Иванка должен был выдумывать всякие штуки, чтобы кормиться и кормить ребят и старуху.

К масленой, когда устраивалось гульбище с катанием на санях и с хороводами, Иванка наделал сидений к качелям и с ними вышел на торг, предлагая желающим покачаться.

— На масленичну качель заморские седла, под всякий зад, под боярский и подлый! — выкрикивал Иванка.

Молодые стрельцы, посадские, дети боярские[148] платили за «заморские седла». И по вечерам Иванка возвращался домой с набитым кошелем. Правда, кошель был набит не золотом — мелкой монетой нищих, словно он собирал, сидя у паперти, но на семью хватало…

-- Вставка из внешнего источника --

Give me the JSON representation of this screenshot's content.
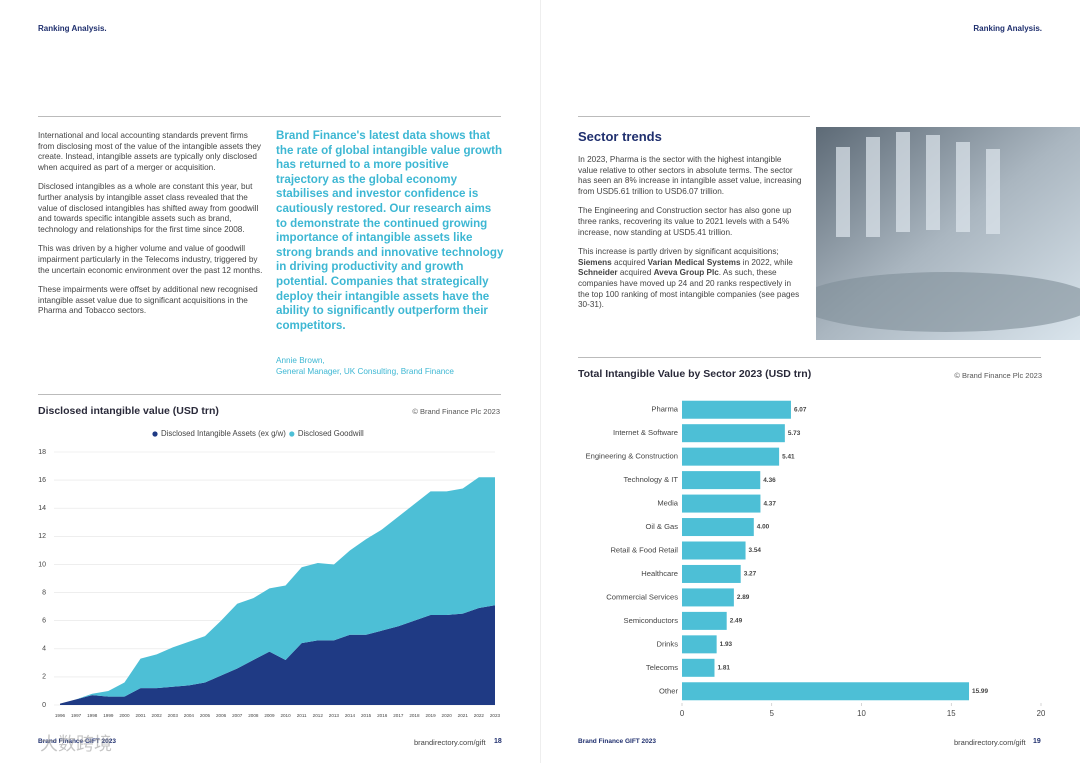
{
  "pages": [
    {
      "header": "Ranking Analysis.",
      "paragraphs": [
        "International and local accounting standards prevent firms from disclosing most of the value of the intangible assets they create. Instead, intangible assets are typically only disclosed when acquired as part of a merger or acquisition.",
        "Disclosed intangibles as a whole are constant this year, but further analysis by intangible asset class revealed that the value of disclosed intangibles has shifted away from goodwill and towards specific intangible assets such as brand, technology and relationships for the first time since 2008.",
        "This was driven by a higher volume and value of goodwill impairment particularly in the Telecoms industry, triggered by the uncertain economic environment over the past 12 months.",
        "These impairments were offset by additional new recognised intangible asset value due to significant acquisitions in the Pharma and Tobacco sectors."
      ],
      "quote": "Brand Finance's latest data shows that the rate of global intangible value growth has returned to a more positive trajectory as the global economy stabilises and investor confidence is cautiously restored. Our research aims to demonstrate the continued growing importance of intangible assets like strong brands and innovative technology in driving productivity and growth potential. Companies that strategically deploy their intangible assets have the ability to significantly outperform their competitors.",
      "quote_author": "Annie Brown,",
      "quote_role": "General Manager, UK Consulting, Brand Finance",
      "footer_left": "Brand Finance GIFT 2023",
      "footer_url": "brandirectory.com/gift",
      "page_number": 18
    },
    {
      "header": "Ranking Analysis.",
      "section_title": "Sector trends",
      "paragraphs": [
        "In 2023, Pharma is the sector with the highest intangible value relative to other sectors in absolute terms. The sector has seen an 8% increase in intangible asset value, increasing from USD5.61 trillion to USD6.07 trillion.",
        "The Engineering and Construction sector has also gone up three ranks, recovering its value to 2021 levels with a 54% increase, now standing at USD5.41 trillion."
      ],
      "paragraph_runs": [
        "This increase is partly driven by significant acquisitions; ",
        "Siemens",
        " acquired ",
        "Varian Medical Systems",
        " in 2022, while ",
        "Schneider",
        " acquired ",
        "Aveva Group Plc",
        ". As such, these companies have moved up 24 and 20 ranks respectively in the top 100 ranking of most intangible companies (see pages 30-31)."
      ],
      "footer_left": "Brand Finance GIFT 2023",
      "footer_url": "brandirectory.com/gift",
      "page_number": 19
    }
  ],
  "watermark": "大数跨境",
  "chart_data": [
    {
      "type": "area",
      "stacked": true,
      "title": "Disclosed intangible value (USD trn)",
      "source": "© Brand Finance Plc 2023",
      "categories": [
        "1996",
        "1997",
        "1998",
        "1999",
        "2000",
        "2001",
        "2002",
        "2003",
        "2004",
        "2005",
        "2006",
        "2007",
        "2008",
        "2009",
        "2010",
        "2011",
        "2012",
        "2013",
        "2014",
        "2015",
        "2016",
        "2017",
        "2018",
        "2019",
        "2020",
        "2021",
        "2022",
        "2023"
      ],
      "series": [
        {
          "name": "Disclosed Intangible Assets (ex g/w)",
          "color": "#1f3a84",
          "values": [
            0.1,
            0.4,
            0.7,
            0.6,
            0.6,
            1.2,
            1.2,
            1.3,
            1.4,
            1.6,
            2.1,
            2.6,
            3.2,
            3.8,
            3.2,
            4.4,
            4.6,
            4.6,
            5.0,
            5.0,
            5.3,
            5.6,
            6.0,
            6.4,
            6.4,
            6.5,
            6.9,
            7.1
          ]
        },
        {
          "name": "Disclosed Goodwill",
          "color": "#4dbfd6",
          "values": [
            0.0,
            0.0,
            0.1,
            0.4,
            1.0,
            2.1,
            2.4,
            2.8,
            3.1,
            3.3,
            3.9,
            4.6,
            4.4,
            4.5,
            5.3,
            5.4,
            5.5,
            5.4,
            6.0,
            6.8,
            7.2,
            7.8,
            8.3,
            8.8,
            8.8,
            8.9,
            9.3,
            9.1
          ]
        }
      ],
      "ylim": [
        0,
        18
      ],
      "yticks": [
        0,
        2,
        4,
        6,
        8,
        10,
        12,
        14,
        16,
        18
      ],
      "grid": true
    },
    {
      "type": "bar",
      "orientation": "horizontal",
      "title": "Total Intangible Value by Sector 2023 (USD trn)",
      "source": "© Brand Finance Plc 2023",
      "categories": [
        "Pharma",
        "Internet & Software",
        "Engineering & Construction",
        "Technology & IT",
        "Media",
        "Oil & Gas",
        "Retail & Food Retail",
        "Healthcare",
        "Commercial Services",
        "Semiconductors",
        "Drinks",
        "Telecoms",
        "Other"
      ],
      "values": [
        6.07,
        5.73,
        5.41,
        4.36,
        4.37,
        4.0,
        3.54,
        3.27,
        2.89,
        2.49,
        1.93,
        1.81,
        15.99
      ],
      "value_labels": [
        "6.07",
        "5.73",
        "5.41",
        "4.36",
        "4.37",
        "4.00",
        "3.54",
        "3.27",
        "2.89",
        "2.49",
        "1.93",
        "1.81",
        "15.99"
      ],
      "color": "#4dbfd6",
      "xlim": [
        0,
        20
      ],
      "xticks": [
        0,
        5,
        10,
        15,
        20
      ]
    }
  ]
}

На третий день масленой с утра Иванка опять отправился на площадь. У места торговых казней палач прохаживался, приготовляясь бить кого-то кнутом. Собиралась толпа зевак, окружая позорный столб возле съезжей избы. Иванке стало не по себе. Торопливо пройдя мимо места мучений, он остановился возле качелей. Еще никто не качался, только начинался торг, и народ сходился понемногу. Вдруг Иванка увидел Аленку с каким-то высоким и стройным парнем. Иванка заволновался: после святок хоть он и не видел ее, но, вспоминая, всегда представлял себя рядом с ней… Ему казалось, что надо обоим лишь подрасти. И вот Аленка уже подросла и игриво смеялась с нарядным чужим молодцом. Она разрумянилась от веселья и что-то шептала на ухо парню. Его лица не видал Иванка. Он только видел, как молодец наклоняется к ней, приоткрыв одно ухо, чтобы лучше слышать свою красотку, и для того лихо сбив набекрень шапочку с бархатным верхом… Иванка осмотрел свой наряд и показался себе вовсе убогим.

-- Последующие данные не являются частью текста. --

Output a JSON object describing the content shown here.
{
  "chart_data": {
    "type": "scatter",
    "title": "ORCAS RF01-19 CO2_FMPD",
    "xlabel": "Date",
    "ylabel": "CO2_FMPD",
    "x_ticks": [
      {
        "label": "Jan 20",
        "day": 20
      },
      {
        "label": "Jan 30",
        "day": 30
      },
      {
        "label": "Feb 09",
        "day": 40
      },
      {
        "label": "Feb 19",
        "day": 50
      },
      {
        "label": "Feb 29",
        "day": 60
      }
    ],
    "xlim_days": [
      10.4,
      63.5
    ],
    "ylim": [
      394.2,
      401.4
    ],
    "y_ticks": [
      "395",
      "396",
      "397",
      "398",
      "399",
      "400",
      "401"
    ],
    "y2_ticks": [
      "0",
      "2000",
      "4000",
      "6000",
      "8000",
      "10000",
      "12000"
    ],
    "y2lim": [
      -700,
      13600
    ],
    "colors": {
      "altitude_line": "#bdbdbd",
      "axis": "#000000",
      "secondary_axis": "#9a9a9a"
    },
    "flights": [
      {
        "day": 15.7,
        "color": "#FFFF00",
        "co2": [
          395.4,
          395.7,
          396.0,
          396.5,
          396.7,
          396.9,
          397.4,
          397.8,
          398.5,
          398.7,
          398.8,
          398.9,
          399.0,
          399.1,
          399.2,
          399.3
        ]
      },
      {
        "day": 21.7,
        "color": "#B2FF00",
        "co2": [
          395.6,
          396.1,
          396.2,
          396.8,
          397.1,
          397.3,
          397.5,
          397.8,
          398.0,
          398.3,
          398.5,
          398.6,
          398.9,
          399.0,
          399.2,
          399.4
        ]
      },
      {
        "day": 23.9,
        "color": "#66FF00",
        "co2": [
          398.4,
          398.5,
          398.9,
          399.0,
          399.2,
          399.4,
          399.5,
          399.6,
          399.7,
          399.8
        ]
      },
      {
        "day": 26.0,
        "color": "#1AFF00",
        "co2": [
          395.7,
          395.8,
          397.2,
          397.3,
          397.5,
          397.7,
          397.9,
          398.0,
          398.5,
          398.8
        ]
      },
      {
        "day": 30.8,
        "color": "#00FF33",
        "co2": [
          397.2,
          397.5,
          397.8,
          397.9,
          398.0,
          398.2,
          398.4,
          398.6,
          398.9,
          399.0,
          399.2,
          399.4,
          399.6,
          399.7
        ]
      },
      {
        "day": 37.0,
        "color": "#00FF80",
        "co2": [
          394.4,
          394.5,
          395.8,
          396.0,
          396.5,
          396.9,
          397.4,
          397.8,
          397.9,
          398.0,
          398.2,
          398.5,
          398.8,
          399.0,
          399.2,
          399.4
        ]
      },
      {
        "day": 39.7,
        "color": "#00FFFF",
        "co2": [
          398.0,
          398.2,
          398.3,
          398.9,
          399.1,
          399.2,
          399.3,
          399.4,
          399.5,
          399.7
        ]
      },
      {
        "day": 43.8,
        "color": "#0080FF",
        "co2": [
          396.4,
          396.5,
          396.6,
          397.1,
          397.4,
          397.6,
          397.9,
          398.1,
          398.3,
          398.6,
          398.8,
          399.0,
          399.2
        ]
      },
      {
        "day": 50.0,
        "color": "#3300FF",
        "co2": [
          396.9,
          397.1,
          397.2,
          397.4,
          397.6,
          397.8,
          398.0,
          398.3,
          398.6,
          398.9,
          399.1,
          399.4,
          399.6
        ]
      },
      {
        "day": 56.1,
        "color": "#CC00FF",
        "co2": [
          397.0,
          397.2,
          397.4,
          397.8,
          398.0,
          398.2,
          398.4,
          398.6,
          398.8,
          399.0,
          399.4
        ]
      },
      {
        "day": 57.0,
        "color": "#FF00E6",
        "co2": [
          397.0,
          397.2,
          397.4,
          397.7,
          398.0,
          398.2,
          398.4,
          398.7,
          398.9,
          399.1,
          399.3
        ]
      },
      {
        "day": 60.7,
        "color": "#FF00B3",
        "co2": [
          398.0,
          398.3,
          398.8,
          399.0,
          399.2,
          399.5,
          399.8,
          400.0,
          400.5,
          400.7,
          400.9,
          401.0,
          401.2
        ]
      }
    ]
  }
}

Он знал, что кузнец, взятый к расспросу по делу о емельяновском контаре, был отпущен тогда же, и то, что он был допрошен под плетью, сделало его невинным мучеником в глазах псковитян. Все шли к нему с сочувствием и заказами, и он стал жить снова богато…

Скоморошья ватага, пестрая и крикливая, гудя в волынки, ударяя в бубны, оглушая свистом, ворвалась на площадь и всколыхнула толпу. Высокий малый в широкой шляпе с лентами и бубенцами пробежал, играя в пятнашки с большим медведем. При этом медведь, не поспевая за ним, так сердито рычал с досады, что испугал окружающих, и толпа попятилась на Иванку. Аленка вместе со спутником оказались возле него, совсем рядом. Чтобы обратить на себя ее взоры, Иванка вдруг заорал во все горло:

— Седла от недуга, от задней боли, чтобы от качель не нажить мозолей! Седла дешевы, седла заморские для качель!

Аленка оглянулась. Оглянулся и спутник ее — это оказался ее родной брат Якуня. Он так нарядился, что было его не узнать… Якуня обрадованно замахал Иванке. Они подошли. Иванка дал им сиденье для качелей и с удовольствием долго глядел, как они высоко взлетали над шумной и пестрой толпой…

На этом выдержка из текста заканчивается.